Sur le papier, la RCA a bien un Conseil National de Transition, un président et un premier ministre mais, en réalité, ils ne représentent rien. Bissakonou: ‘Pour parler d’un gouvernement, il devrait y avoir une armée nationale et d’un budget de l’État. Il n’y a pas d’armée et toutes les recettes de l’Etat proviennent de la communauté internationale.’

‘Le conseil transitoire n’est pas représentatif de la population’, dit Bissakonou. ‘Il s’agit d’un ensemble de représentants des intérêts acquis. Qui a les meilleurs contacts et négocie au mieux, peut imposer son point de vue.’

Soutien de l’Organisation des Nations Unies

Selon le planning actuel, en Septembre, la MINUSCA, la mission de maintien de la paix des Nations Unies remplacera le 15 Septembre les initiatives antérieures de l’Union africaine (Misca) et la mission actuelle des Nations Unies (BINUCA). La MINUSCA travaillera également en étroite collaboration avec quelque 2.000 soldats français dans le pays. La MINUSCA sera constituée au total d’environ 10.000 soldats et 2.000 policiers, venant du Bénin, du Burkina Faso, le Mali, le Sénégal, le Maroc, la France et l’Indonésie, et en RCA.

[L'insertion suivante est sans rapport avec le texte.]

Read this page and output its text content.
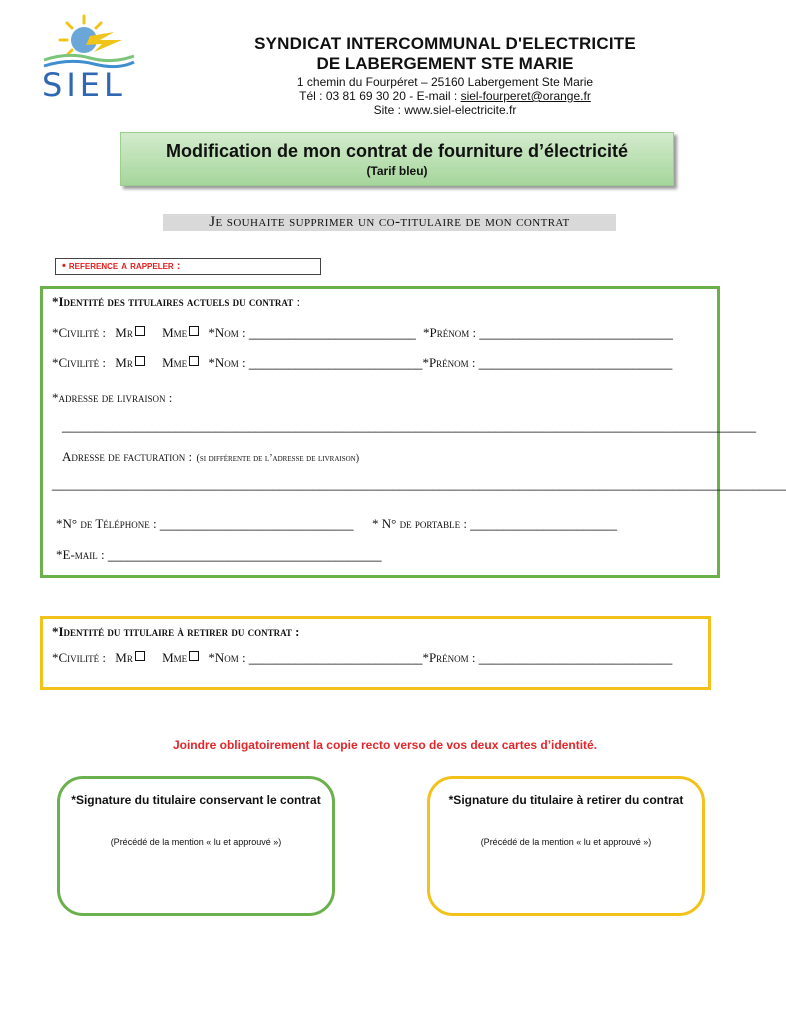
SIEL
SYNDICAT INTERCOMMUNAL D'ELECTRICITE
DE LABERGEMENT STE MARIE
1 chemin du Fourpéret – 25160 Labergement Ste Marie
Tél : 03 81 69 30 20 - E-mail : siel-fourperet@orange.fr
Site : www.siel-electricite.fr
Modification de mon contrat de fourniture d’électricité
(Tarif bleu)
Je souhaite supprimer un co-titulaire de mon contrat
• reference a rappeler :
*Identité des titulaires actuels du contrat :
*Civilité : Mr Mme *Nom : _________________________ *Prénom : _____________________________
*Civilité : Mr Mme *Nom : __________________________*Prénom : _____________________________
*adresse de livraison :
________________________________________________________________________________________________________
Adresse de facturation : (si différente de l’adresse de livraison)
______________________________________________________________________________________________________________
*N° de Téléphone : _____________________________ * N° de portable : ______________________
*E-mail : _________________________________________
*Identité du titulaire à retirer du contrat :
*Civilité : Mr Mme *Nom : __________________________*Prénom : _____________________________
Joindre obligatoirement la copie recto verso de vos deux cartes d’identité.
*Signature du titulaire conservant le contrat
(Précédé de la mention « lu et approuvé »)
*Signature du titulaire à retirer du contrat
(Précédé de la mention « lu et approuvé »)
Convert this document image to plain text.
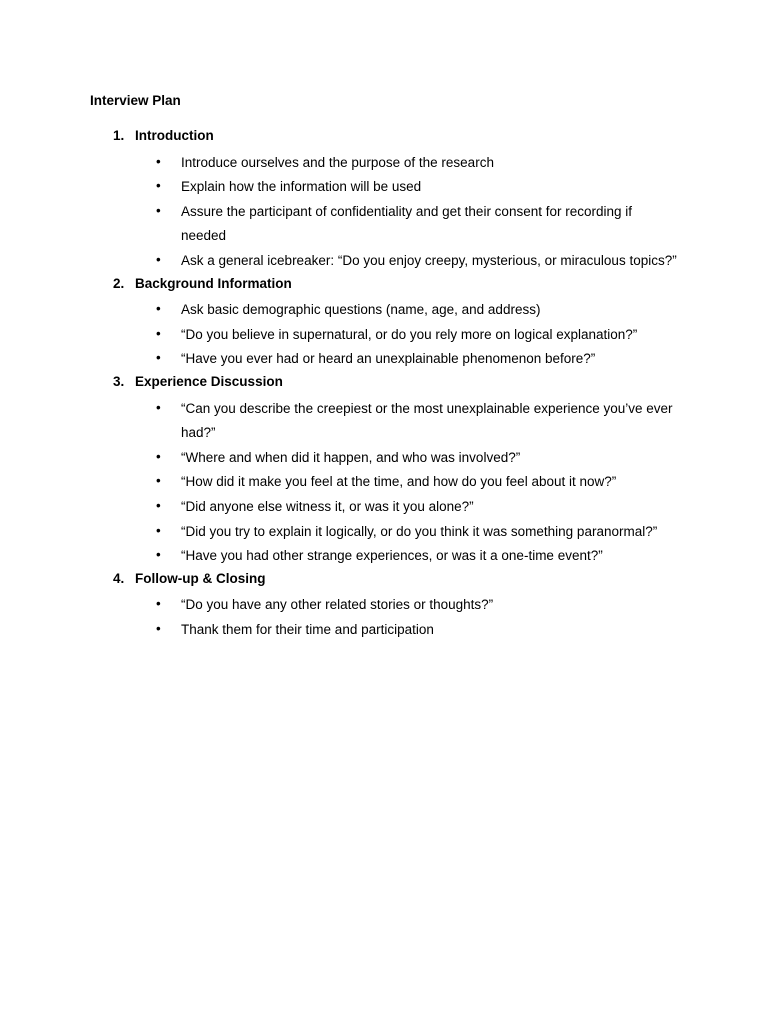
Interview Plan
1. Introduction
• Introduce ourselves and the purpose of the research
• Explain how the information will be used
• Assure the participant of confidentiality and get their consent for recording if needed
• Ask a general icebreaker: “Do you enjoy creepy, mysterious, or miraculous topics?”
2. Background Information
• Ask basic demographic questions (name, age, and address)
• “Do you believe in supernatural, or do you rely more on logical explanation?”
• “Have you ever had or heard an unexplainable phenomenon before?”
3. Experience Discussion
• “Can you describe the creepiest or the most unexplainable experience you’ve ever had?”
• “Where and when did it happen, and who was involved?”
• “How did it make you feel at the time, and how do you feel about it now?”
• “Did anyone else witness it, or was it you alone?”
• “Did you try to explain it logically, or do you think it was something paranormal?”
• “Have you had other strange experiences, or was it a one-time event?”
4. Follow-up & Closing
• “Do you have any other related stories or thoughts?”
• Thank them for their time and participation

Toutefois, la résolution du Conseil de sécurité de l’ONU indique que leur mission est d’abord une opération défensive pour protéger tous les citoyens et faire respecter les droits de l’homme. En outre, la mission sera de soutenir le gouvernement de transition et lancer un processus de démilitarisation. Pour ce faire la MINUSCA pourrait utiliser “tous les moyens nécessaires”. La question reste de savoir comment l’armée remplira cette tâche. Bissakonou: ‘On ne sait pas si les opérations militaires sont autorisées en vertu du mandat actuel de la MINUSCA. Les rebelles du moins ne se laissent pas désarmer volontairement.’

Allons-nous vers un scénario somalien? L’absence d’une autorité centrale et la violence sectaire brutale sont certainement des facteurs inquiétants.

L’avenir incertain

La RCA sera-t-elle dans les prochains mois entraînée dans une spirale de la violence anarchique? L’absence d’une autorité centrale et la violence sectaire brutale sont certainement des facteurs inquiétants.

Bissakonou: ‘Nous avons besoin d’un médiateur puissant qui puisse obliger à commencer à désarmer les parties. Il est peu probable qu’un voisin africain puisse assumer ce rôle. La France veut de préférence retirer ses mains de la RCA et d’autres pays occidentaux sont réticents à prendre le relais. Il reste à voir si la MINUSCA peut remplir ces tâches.’